My son was like this at the same age. He wasn’t just gaming. He was looking up adult content and obviously having “Alone Time”. (Hopefully alone, but you never can tell, can you???” I took his devices and locked all the security down. The little bugger worked his way around all the firewalls. He goes to a boy’s school, so I took his computer and phone into the tech department and asked for help, and asked what he’d been doing. He’d breached the school’s usage rules so he was hauled over the coals and put on detention. The put extra firewalls and things that reported back to them for the next couple of years. He also grew up a lot since then and has much nicer friends. You are doing exactly the right thing, even if it’s harder for you. He will end up respecting you for this in the long run. (Maybe tell him if he speaks to you disrespectfully and continues to behave like a tantrumming three year old, you’ll make it six weeks?)

EarringsandLipstick · 20/03/2022 23:22

@Justilou1

My son was like this at the same age.
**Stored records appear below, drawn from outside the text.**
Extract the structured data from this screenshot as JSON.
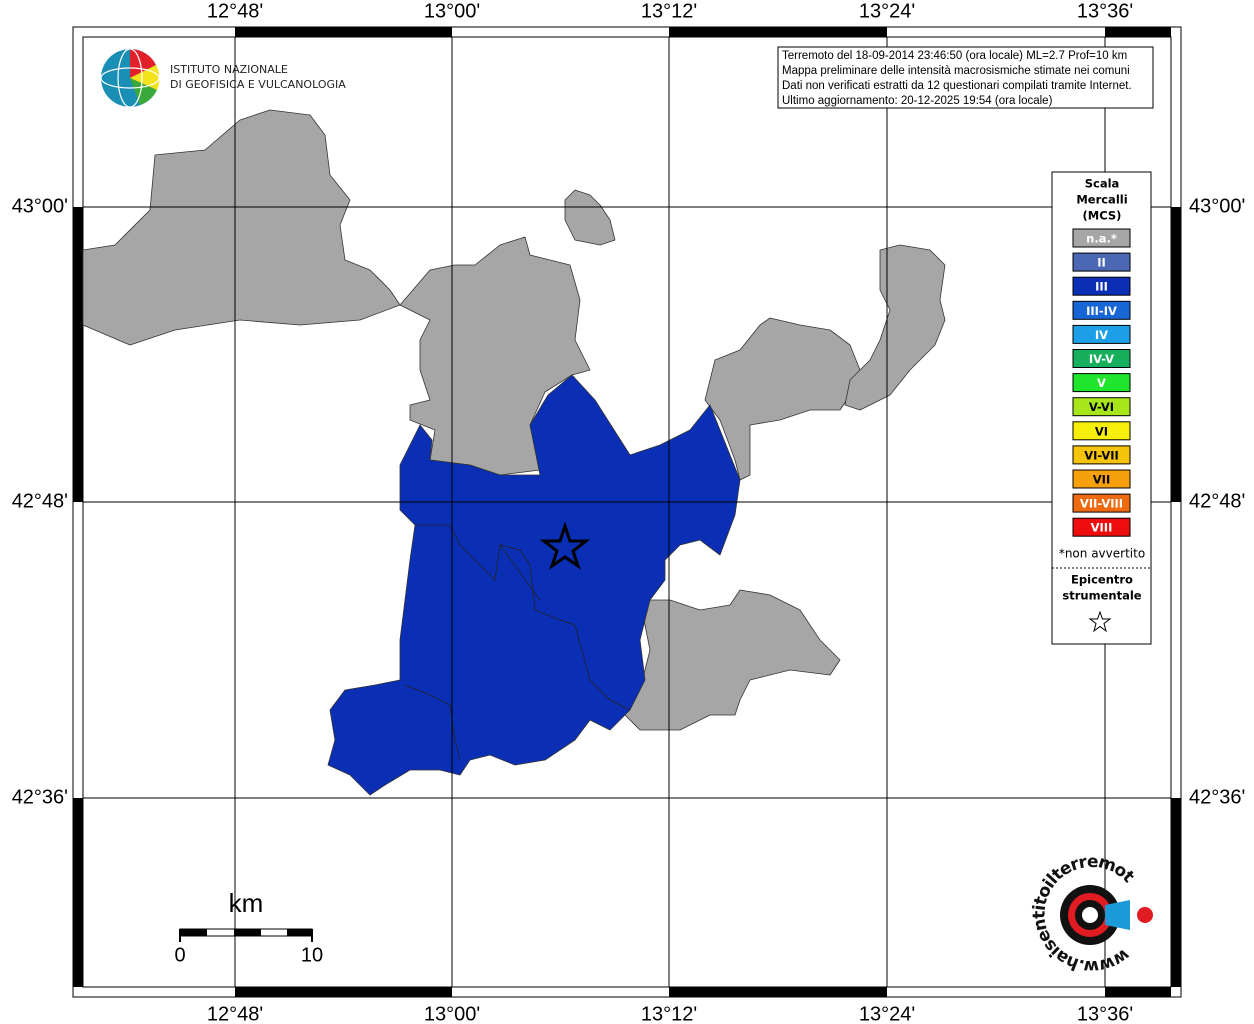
{
  "map": {
    "longitude_labels": [
      "12°48'",
      "13°00'",
      "13°12'",
      "13°24'",
      "13°36'"
    ],
    "latitude_labels": [
      "43°00'",
      "42°48'",
      "42°36'"
    ],
    "info_lines": [
      "Terremoto del 18-09-2014 23:46:50 (ora locale) ML=2.7 Prof=10 km",
      "Mappa preliminare delle intensità macrosismiche stimate nei comuni",
      "Dati non verificati estratti da 12 questionari compilati tramite Internet.",
      "Ultimo aggiornamento: 20-12-2025 19:54 (ora locale)"
    ],
    "institute_lines": [
      "ISTITUTO NAZIONALE",
      "DI GEOFISICA E VULCANOLOGIA"
    ],
    "scale_bar": {
      "unit": "km",
      "labels": [
        "0",
        "10"
      ]
    },
    "site_logo_text": "www.haisentitoilterremoto.it"
  },
  "legend": {
    "title_lines": [
      "Scala",
      "Mercalli",
      "(MCS)"
    ],
    "items": [
      {
        "label": "n.a.*",
        "color": "#a6a6a6"
      },
      {
        "label": "II",
        "color": "#4c68b4"
      },
      {
        "label": "III",
        "color": "#0a2fb4"
      },
      {
        "label": "III-IV",
        "color": "#1766d6"
      },
      {
        "label": "IV",
        "color": "#1c9fe6"
      },
      {
        "label": "IV-V",
        "color": "#16b05c"
      },
      {
        "label": "V",
        "color": "#1fe52c"
      },
      {
        "label": "V-VI",
        "color": "#a8e61c"
      },
      {
        "label": "VI",
        "color": "#f6ef0a"
      },
      {
        "label": "VI-VII",
        "color": "#f7c40c"
      },
      {
        "label": "VII",
        "color": "#f6a10c"
      },
      {
        "label": "VII-VIII",
        "color": "#ef6a0e"
      },
      {
        "label": "VIII",
        "color": "#ee0e0e"
      }
    ],
    "footnote": "*non avvertito",
    "epicenter_lines": [
      "Epicentro",
      "strumentale"
    ]
  }
}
He wasn’t just gaming. He was looking up adult content and obviously having “Alone Time”. (Hopefully alone, but you never can tell, can you???” I took his devices and locked all the security down. The little bugger worked his way around all the firewalls. He goes to a boy’s school, so I took his computer and phone into the tech department and asked for help, and asked what he’d been doing. He’d breached the school’s usage rules so he was hauled over the coals and put on detention. The put extra firewalls and things that reported back to them for the next couple of years. He also grew up a lot since then and has much nicer friends. You are doing exactly the right thing, even if it’s harder for you. He will end up respecting you for this in the long run. (Maybe tell him if he speaks to you disrespectfully and continues to behave like a tantrumming three year old, you’ll make it six weeks?)
Dear God. I'm far from a perfect parent but I'd recognise I had failed pretty badly if I had to resort to these measures to stop my young child watching adult content that I'd already attempted to block

Did he have no response to you saying it wasn't something you wanted him to do, along with the restrictions?
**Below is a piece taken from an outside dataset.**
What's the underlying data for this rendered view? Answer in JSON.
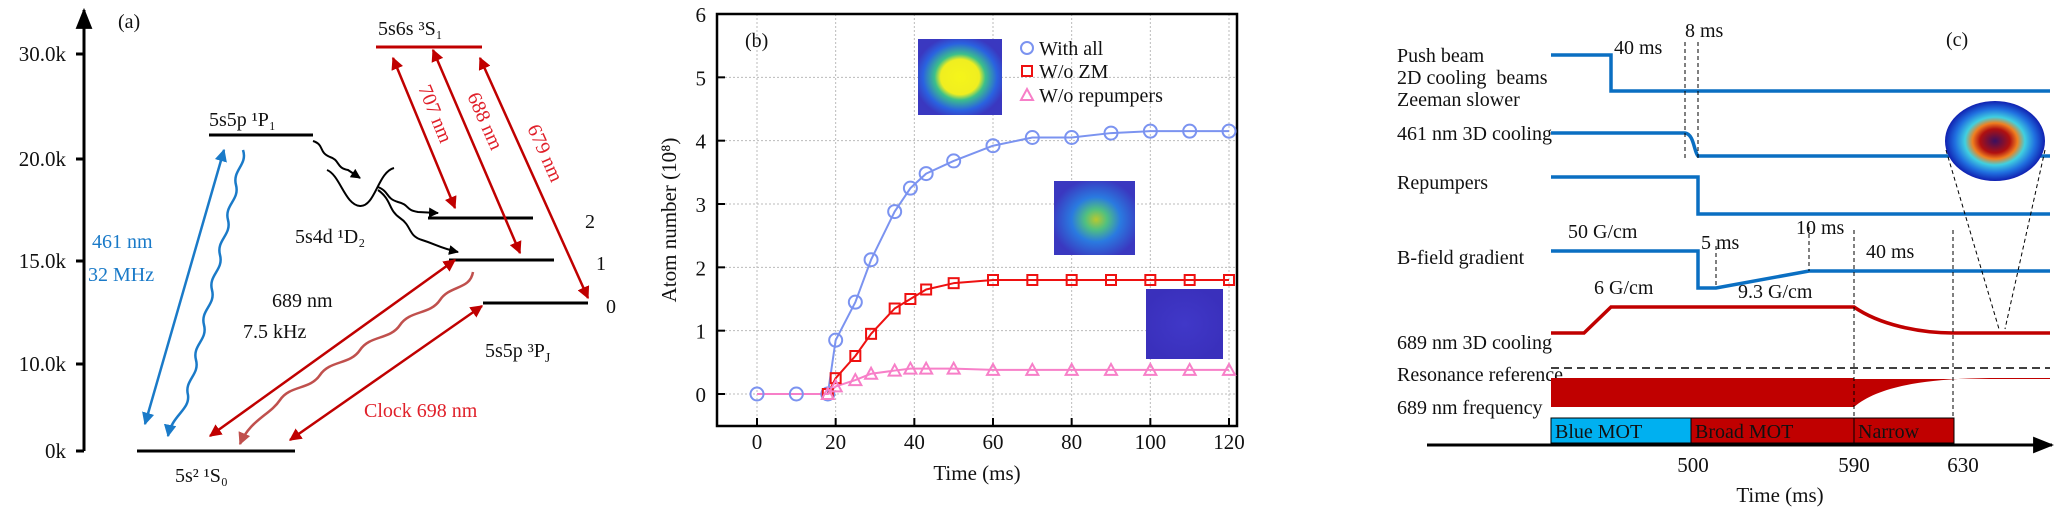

EarringsandLipstick · 20/03/2022 23:25

I started this thread because I was amazed at his reaction.

Why are you amazed?

Of course he's disconsolate at losing his device for 3 weeks when he's already going through a really tough time.

I recognise that you are too.

The way he spoke up you was unacceptable. But creating a further issue with a really harsh punishment is going to make it much worse.
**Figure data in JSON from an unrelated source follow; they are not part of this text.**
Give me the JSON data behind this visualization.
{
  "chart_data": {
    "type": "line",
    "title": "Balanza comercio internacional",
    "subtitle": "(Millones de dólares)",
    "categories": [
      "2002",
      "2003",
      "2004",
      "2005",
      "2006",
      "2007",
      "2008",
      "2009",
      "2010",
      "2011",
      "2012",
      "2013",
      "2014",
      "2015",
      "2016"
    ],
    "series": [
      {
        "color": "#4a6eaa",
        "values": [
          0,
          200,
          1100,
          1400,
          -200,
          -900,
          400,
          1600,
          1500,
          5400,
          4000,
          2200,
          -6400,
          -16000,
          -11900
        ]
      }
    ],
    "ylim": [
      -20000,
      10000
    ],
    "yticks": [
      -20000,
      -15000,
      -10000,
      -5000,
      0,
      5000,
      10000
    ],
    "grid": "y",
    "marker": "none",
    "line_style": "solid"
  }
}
I'd go back & talk to him. Explain where you're at; ask him about his thoughts.

Kids are much better than we often credit them for working out suitable boundaries for themselves, with our help.

You need to create a connection here OP, not more distance.

user1471447924 · 20/03/2022 23:40

Sounds like much needed discipline if he’s THAT upset about a game. Stand firm, he’ll live.

KatherineJaneway · 20/03/2022 23:43

@Blossomtoes

It’s a sign of manipulative behaviour to get his own way. Ignore him, he’ll get tired of it when he sees it doesn’t work.
Agree. Set your boundaries out now
EarringsandLipstick · 20/03/2022 23:49

@user1471447924

Sounds like much needed discipline if he’s THAT upset about a game. Stand firm, he’ll live.
How about a bit of compassion (from OP to her DS)? It's possible to be firm about the language, while also understanding why he would be upset.
ArchibaldsDaddy · 20/03/2022 23:54

I mentor under-performing boys as a bit of a volunteer.

My top tip would be to get a copy of ‘The Biy Crisis’ by William Farrell and also ‘Raising Boys’ by Steve Biddulph - and read both cover to cover.

This is still savageable, but you need to know how and act immediately - these are (by a long way) the best books on the subject. Those and maybe ‘Seven Habits of Highly Effective Teens’ by Steven Covey.

me4real · 20/03/2022 23:59

Respect to you @Deereemer . You're setting a clear line that it's not ok for him to talk to you that way.

I'm not a mum or ever played Fortnite, but I've seen others on this forum mention that it made their kids get kind of aggressive.